The national schools commissioner will visit each of his regions for a “two-day residency” over the next year as part of a push for greater transparency – but criteria for intervention in underperforming academies remain a mystery.
At the launch of the Teaching Leaders annual report on Tuesday, Sir David Carter revealed several ambitions for his time as national commissioner, which began in February, including recruiting “academy ambassadors” who will work unpaid for three days each year supporting trusts, and encouraging “peer review” across school clusters. He will also spend two days in each of the eight commissioner regions, to better understand their context.
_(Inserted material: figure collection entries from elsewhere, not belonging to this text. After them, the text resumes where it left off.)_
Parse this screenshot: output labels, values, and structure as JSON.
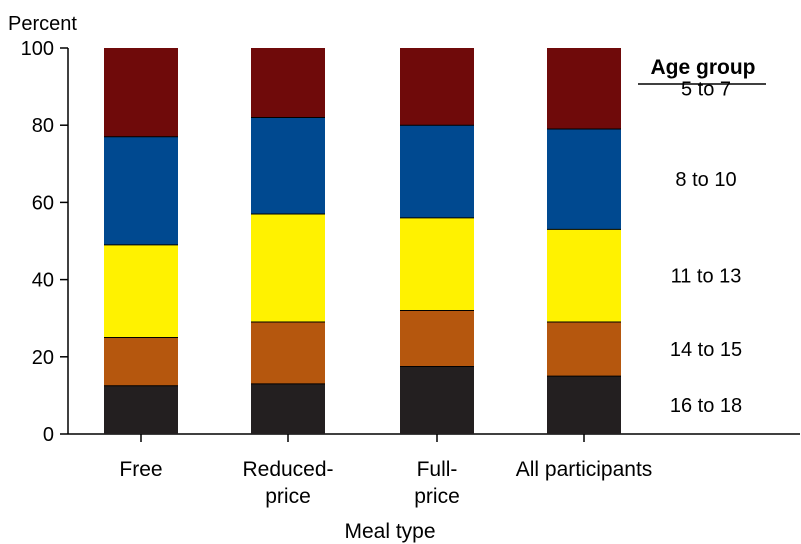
{
  "chart_data": {
    "type": "bar",
    "stacked": true,
    "ylabel": "Percent",
    "xlabel": "Meal type",
    "ylim": [
      0,
      100
    ],
    "yticks": [
      "0",
      "20",
      "40",
      "60",
      "80",
      "100"
    ],
    "grid": false,
    "legend_placement": "right",
    "legend_title": "Age group",
    "categories": [
      [
        "Free"
      ],
      [
        "Reduced-",
        "price"
      ],
      [
        "Full-",
        "price"
      ],
      [
        "All participants"
      ]
    ],
    "series": [
      {
        "name": "16 to 18",
        "color": "#231f20",
        "values": [
          12.5,
          13,
          17.5,
          15
        ]
      },
      {
        "name": "14 to 15",
        "color": "#b5570e",
        "values": [
          12.5,
          16,
          14.5,
          14
        ]
      },
      {
        "name": "11 to 13",
        "color": "#fff200",
        "values": [
          24,
          28,
          24,
          24
        ]
      },
      {
        "name": "8 to 10",
        "color": "#004990",
        "values": [
          28,
          25,
          24,
          26
        ]
      },
      {
        "name": "5 to 7",
        "color": "#6f0a0a",
        "values": [
          23,
          18,
          20,
          21
        ]
      }
    ]
  }
}
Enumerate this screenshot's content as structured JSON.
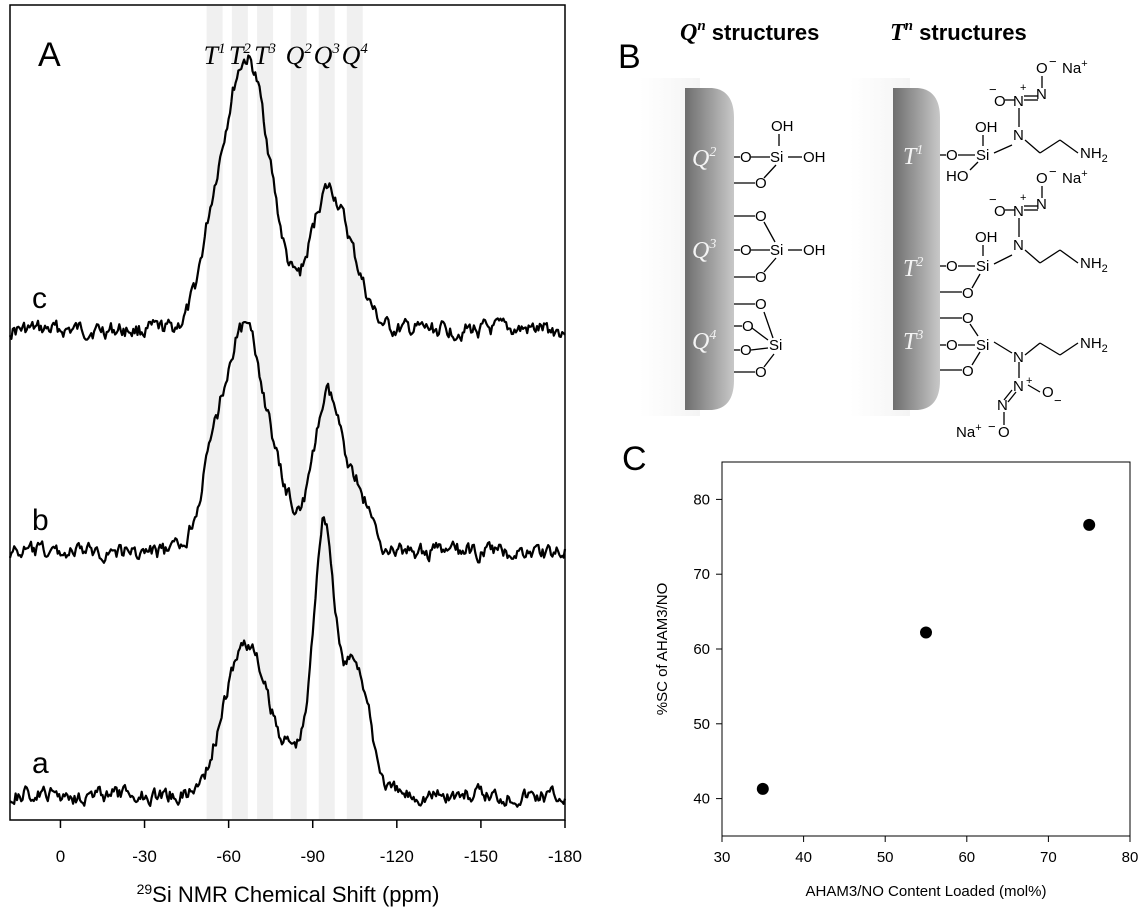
{
  "panels": {
    "a": {
      "letter": "A"
    },
    "b": {
      "letter": "B"
    },
    "c": {
      "letter": "C"
    }
  },
  "nmr": {
    "xlabel_prefix": "29",
    "xlabel": "Si NMR Chemical Shift (ppm)",
    "xlim": [
      18,
      -180
    ],
    "xticks": [
      0,
      -30,
      -60,
      -90,
      -120,
      -150,
      -180
    ],
    "xtick_labels": [
      "0",
      "-30",
      "-60",
      "-90",
      "-120",
      "-150",
      "-180"
    ],
    "bands": [
      {
        "center": -55,
        "sup": "1",
        "letter": "T"
      },
      {
        "center": -64,
        "sup": "2",
        "letter": "T"
      },
      {
        "center": -73,
        "sup": "3",
        "letter": "T"
      },
      {
        "center": -85,
        "sup": "2",
        "letter": "Q"
      },
      {
        "center": -95,
        "sup": "3",
        "letter": "Q"
      },
      {
        "center": -105,
        "sup": "4",
        "letter": "Q"
      }
    ],
    "band_color": "#f0f0f0",
    "traces": [
      {
        "label": "c",
        "base_y": 330,
        "peaks": [
          {
            "center": -53,
            "height": 30,
            "width": 4
          },
          {
            "center": -64,
            "height": 215,
            "width": 8
          },
          {
            "center": -72,
            "height": 90,
            "width": 7
          },
          {
            "center": -95,
            "height": 135,
            "width": 6
          },
          {
            "center": -105,
            "height": 40,
            "width": 5
          }
        ]
      },
      {
        "label": "b",
        "base_y": 552,
        "peaks": [
          {
            "center": -54,
            "height": 70,
            "width": 5
          },
          {
            "center": -64,
            "height": 160,
            "width": 6
          },
          {
            "center": -72,
            "height": 100,
            "width": 7
          },
          {
            "center": -85,
            "height": 15,
            "width": 5
          },
          {
            "center": -95,
            "height": 145,
            "width": 4.5
          },
          {
            "center": -105,
            "height": 65,
            "width": 5
          }
        ]
      },
      {
        "label": "a",
        "base_y": 795,
        "peaks": [
          {
            "center": -57,
            "height": 25,
            "width": 5
          },
          {
            "center": -65,
            "height": 115,
            "width": 6
          },
          {
            "center": -72,
            "height": 55,
            "width": 6
          },
          {
            "center": -85,
            "height": 40,
            "width": 6
          },
          {
            "center": -94,
            "height": 255,
            "width": 3.5
          },
          {
            "center": -105,
            "height": 135,
            "width": 5
          }
        ]
      }
    ]
  },
  "structures": {
    "q_title": "Q",
    "q_title_sup": "n",
    "q_title_rest": " structures",
    "t_title": "T",
    "t_title_sup": "n",
    "t_title_rest": " structures",
    "q_labels": [
      {
        "letter": "Q",
        "sup": "2"
      },
      {
        "letter": "Q",
        "sup": "3"
      },
      {
        "letter": "Q",
        "sup": "4"
      }
    ],
    "t_labels": [
      {
        "letter": "T",
        "sup": "1"
      },
      {
        "letter": "T",
        "sup": "2"
      },
      {
        "letter": "T",
        "sup": "3"
      }
    ],
    "atoms": {
      "si": "Si",
      "o": "O",
      "oh": "OH",
      "ho": "HO",
      "n": "N",
      "nh2": "NH",
      "nh2_sub": "2",
      "na": "Na",
      "plus": "+",
      "minus": "−"
    }
  },
  "chart_data": {
    "type": "scatter",
    "title": "",
    "xlabel": "AHAM3/NO Content Loaded (mol%)",
    "ylabel": "%SC of AHAM3/NO",
    "x": [
      35,
      55,
      75
    ],
    "y": [
      41.3,
      62.2,
      76.6
    ],
    "xlim": [
      30,
      80
    ],
    "ylim": [
      35,
      85
    ],
    "xticks": [
      30,
      40,
      50,
      60,
      70,
      80
    ],
    "yticks": [
      40,
      50,
      60,
      70,
      80
    ],
    "grid": false,
    "marker_color": "#000000"
  }
}
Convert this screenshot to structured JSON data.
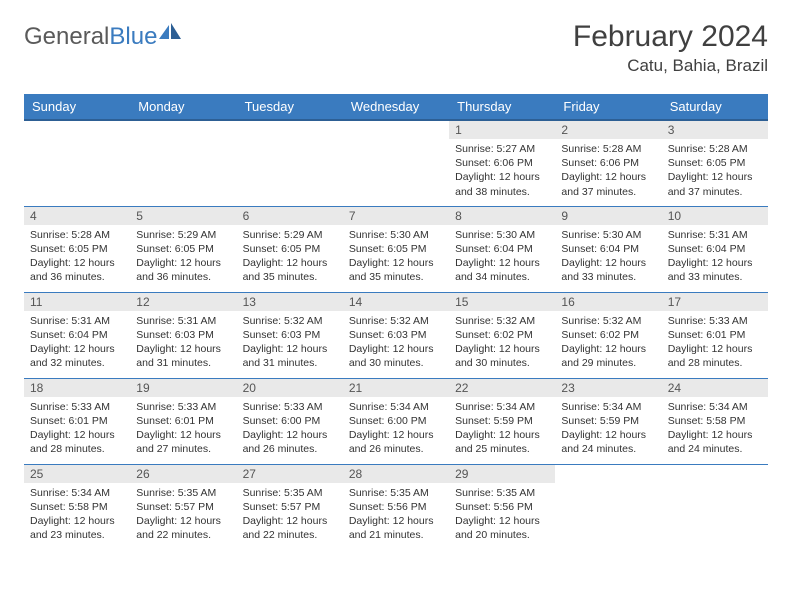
{
  "logo": {
    "text_gray": "General",
    "text_blue": "Blue"
  },
  "title": "February 2024",
  "location": "Catu, Bahia, Brazil",
  "colors": {
    "header_bg": "#3a7bbf",
    "header_border": "#2d5f94",
    "daynum_bg": "#e9e9e9",
    "text": "#333333",
    "logo_gray": "#5a5a5a",
    "logo_blue": "#3a7bbf"
  },
  "weekdays": [
    "Sunday",
    "Monday",
    "Tuesday",
    "Wednesday",
    "Thursday",
    "Friday",
    "Saturday"
  ],
  "weeks": [
    [
      null,
      null,
      null,
      null,
      {
        "n": "1",
        "sr": "5:27 AM",
        "ss": "6:06 PM",
        "dl": "12 hours and 38 minutes."
      },
      {
        "n": "2",
        "sr": "5:28 AM",
        "ss": "6:06 PM",
        "dl": "12 hours and 37 minutes."
      },
      {
        "n": "3",
        "sr": "5:28 AM",
        "ss": "6:05 PM",
        "dl": "12 hours and 37 minutes."
      }
    ],
    [
      {
        "n": "4",
        "sr": "5:28 AM",
        "ss": "6:05 PM",
        "dl": "12 hours and 36 minutes."
      },
      {
        "n": "5",
        "sr": "5:29 AM",
        "ss": "6:05 PM",
        "dl": "12 hours and 36 minutes."
      },
      {
        "n": "6",
        "sr": "5:29 AM",
        "ss": "6:05 PM",
        "dl": "12 hours and 35 minutes."
      },
      {
        "n": "7",
        "sr": "5:30 AM",
        "ss": "6:05 PM",
        "dl": "12 hours and 35 minutes."
      },
      {
        "n": "8",
        "sr": "5:30 AM",
        "ss": "6:04 PM",
        "dl": "12 hours and 34 minutes."
      },
      {
        "n": "9",
        "sr": "5:30 AM",
        "ss": "6:04 PM",
        "dl": "12 hours and 33 minutes."
      },
      {
        "n": "10",
        "sr": "5:31 AM",
        "ss": "6:04 PM",
        "dl": "12 hours and 33 minutes."
      }
    ],
    [
      {
        "n": "11",
        "sr": "5:31 AM",
        "ss": "6:04 PM",
        "dl": "12 hours and 32 minutes."
      },
      {
        "n": "12",
        "sr": "5:31 AM",
        "ss": "6:03 PM",
        "dl": "12 hours and 31 minutes."
      },
      {
        "n": "13",
        "sr": "5:32 AM",
        "ss": "6:03 PM",
        "dl": "12 hours and 31 minutes."
      },
      {
        "n": "14",
        "sr": "5:32 AM",
        "ss": "6:03 PM",
        "dl": "12 hours and 30 minutes."
      },
      {
        "n": "15",
        "sr": "5:32 AM",
        "ss": "6:02 PM",
        "dl": "12 hours and 30 minutes."
      },
      {
        "n": "16",
        "sr": "5:32 AM",
        "ss": "6:02 PM",
        "dl": "12 hours and 29 minutes."
      },
      {
        "n": "17",
        "sr": "5:33 AM",
        "ss": "6:01 PM",
        "dl": "12 hours and 28 minutes."
      }
    ],
    [
      {
        "n": "18",
        "sr": "5:33 AM",
        "ss": "6:01 PM",
        "dl": "12 hours and 28 minutes."
      },
      {
        "n": "19",
        "sr": "5:33 AM",
        "ss": "6:01 PM",
        "dl": "12 hours and 27 minutes."
      },
      {
        "n": "20",
        "sr": "5:33 AM",
        "ss": "6:00 PM",
        "dl": "12 hours and 26 minutes."
      },
      {
        "n": "21",
        "sr": "5:34 AM",
        "ss": "6:00 PM",
        "dl": "12 hours and 26 minutes."
      },
      {
        "n": "22",
        "sr": "5:34 AM",
        "ss": "5:59 PM",
        "dl": "12 hours and 25 minutes."
      },
      {
        "n": "23",
        "sr": "5:34 AM",
        "ss": "5:59 PM",
        "dl": "12 hours and 24 minutes."
      },
      {
        "n": "24",
        "sr": "5:34 AM",
        "ss": "5:58 PM",
        "dl": "12 hours and 24 minutes."
      }
    ],
    [
      {
        "n": "25",
        "sr": "5:34 AM",
        "ss": "5:58 PM",
        "dl": "12 hours and 23 minutes."
      },
      {
        "n": "26",
        "sr": "5:35 AM",
        "ss": "5:57 PM",
        "dl": "12 hours and 22 minutes."
      },
      {
        "n": "27",
        "sr": "5:35 AM",
        "ss": "5:57 PM",
        "dl": "12 hours and 22 minutes."
      },
      {
        "n": "28",
        "sr": "5:35 AM",
        "ss": "5:56 PM",
        "dl": "12 hours and 21 minutes."
      },
      {
        "n": "29",
        "sr": "5:35 AM",
        "ss": "5:56 PM",
        "dl": "12 hours and 20 minutes."
      },
      null,
      null
    ]
  ],
  "labels": {
    "sunrise": "Sunrise: ",
    "sunset": "Sunset: ",
    "daylight": "Daylight: "
  }
}
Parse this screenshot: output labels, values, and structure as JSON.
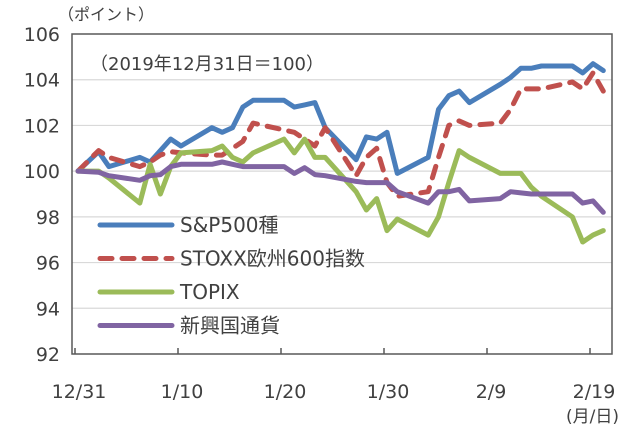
{
  "chart_data": {
    "type": "line",
    "unit_label": "（ポイント）",
    "note": "（2019年12月31日＝100）",
    "x_unit_label": "(月/日)",
    "ylim": [
      92,
      106
    ],
    "yticks": [
      "106",
      "104",
      "102",
      "100",
      "98",
      "96",
      "94",
      "92"
    ],
    "xticks": [
      "12/31",
      "1/10",
      "1/20",
      "1/30",
      "2/9",
      "2/19"
    ],
    "grid": true,
    "legend_position": "bottom-left",
    "x": [
      "12/31",
      "1/2",
      "1/3",
      "1/6",
      "1/7",
      "1/8",
      "1/9",
      "1/10",
      "1/13",
      "1/14",
      "1/15",
      "1/16",
      "1/17",
      "1/20",
      "1/21",
      "1/22",
      "1/23",
      "1/24",
      "1/27",
      "1/28",
      "1/29",
      "1/30",
      "1/31",
      "2/3",
      "2/4",
      "2/5",
      "2/6",
      "2/7",
      "2/10",
      "2/11",
      "2/12",
      "2/13",
      "2/14",
      "2/17",
      "2/18",
      "2/19",
      "2/20"
    ],
    "series": [
      {
        "name": "S&P500種",
        "color": "#4a7ebb",
        "style": "solid",
        "values": [
          100,
          100.85,
          100.2,
          100.6,
          100.4,
          100.9,
          101.4,
          101.1,
          101.9,
          101.7,
          101.9,
          102.8,
          103.1,
          103.1,
          102.8,
          102.9,
          103.0,
          101.9,
          100.5,
          101.5,
          101.4,
          101.7,
          99.9,
          100.6,
          102.7,
          103.3,
          103.5,
          103.0,
          103.8,
          104.1,
          104.5,
          104.5,
          104.6,
          104.6,
          104.3,
          104.7,
          104.4
        ]
      },
      {
        "name": "STOXX欧州600指数",
        "color": "#c0504d",
        "style": "dashed",
        "values": [
          100,
          100.9,
          100.6,
          100.2,
          100.4,
          100.7,
          100.85,
          100.8,
          100.7,
          100.7,
          101.0,
          101.3,
          102.1,
          101.8,
          101.7,
          101.4,
          101.1,
          101.9,
          99.8,
          100.6,
          101.0,
          99.5,
          98.9,
          99.1,
          100.6,
          102.0,
          102.2,
          102.0,
          102.1,
          102.7,
          103.6,
          103.6,
          103.6,
          103.9,
          103.6,
          104.3,
          103.5
        ]
      },
      {
        "name": "TOPIX",
        "color": "#9bbb59",
        "style": "solid",
        "values": [
          100,
          100,
          99.7,
          98.6,
          100.3,
          99.0,
          100.2,
          100.8,
          100.9,
          101.1,
          100.6,
          100.4,
          100.8,
          101.4,
          100.8,
          101.4,
          100.6,
          100.6,
          99.1,
          98.3,
          98.8,
          97.4,
          97.9,
          97.2,
          98.0,
          99.5,
          100.9,
          100.6,
          99.9,
          99.9,
          99.9,
          99.3,
          98.9,
          98.0,
          96.9,
          97.2,
          97.4
        ]
      },
      {
        "name": "新興国通貨",
        "color": "#8064a2",
        "style": "solid",
        "values": [
          100,
          99.95,
          99.8,
          99.6,
          99.8,
          99.85,
          100.2,
          100.3,
          100.3,
          100.4,
          100.3,
          100.2,
          100.2,
          100.2,
          99.9,
          100.15,
          99.85,
          99.8,
          99.55,
          99.5,
          99.5,
          99.5,
          99.1,
          98.6,
          99.1,
          99.1,
          99.2,
          98.7,
          98.8,
          99.1,
          99.05,
          99.0,
          99.0,
          99.0,
          98.6,
          98.7,
          98.2
        ]
      }
    ]
  }
}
Urging listeners to refrain from talking about “academies versus maintained schools”, he said the challenge was making an all-academy system work. “We’ve made fantastic progress, but we’re not there yet, if this is an 800m race towards world-class status, we’re on the first bend.”
Earlier in the day, the Department for Education released a number of “transparency documents” outlining how Carter (pictured), and the eight regional commissioners he oversees, will work with academies. The documents include the criteria for approving free schools and academy sponsors. However, criteria for interventions on under-performing academies were sparse. The document states that if academies are considered to be under-performing, commissioners could broker “appropriate support”, issue warnings, terminate funding or identify a new sponsor “where necessary”. No further criteria were given.
Carter’s speech was given in celebration of Teaching Leaders, an organisation supporting middle leaders in challenging schools to develop their practice. Schools Week reported last month that the organisation has secured government funding to double its intake to 1,500 over the next three years.
Emma Quartey, deputy headteacher at Mulberry School for Girls in east London, spoke about her school’s plan to start a multi-academy trust from September. She highlighted the impact on support staff who so far had been confined to working in one school: “If you lead on data, or support structures, then to do that over a broader network of schools is actually quite exciting.”
Asked about the expanding role of commissioners, and whether they would simply become a replica of local authorities, Carter said his focus was purely on accountability and not “running schools”.
“The thing about the job advert that captured my attention was that when academies don’t deliver what they say in the funding agreement -and on the basis that few academies said they would reduce standards, but presumably talked about getting better – then where that has not happened I think we have a duty and responsibility to intervene.”
He also said critics who thought the job would be too big were wrong: “The answer to the question ‘how can you oversee 20,000 schools’ is that we’re not trying to oversee 20,000 schools, we’re only going to intervene when things are going wrong.”
Asked by an audience member to expand on plans for academies to peer-review one another, Carter said he was only sharing “early thinking” and that he would not “pretend” the plans were detailed.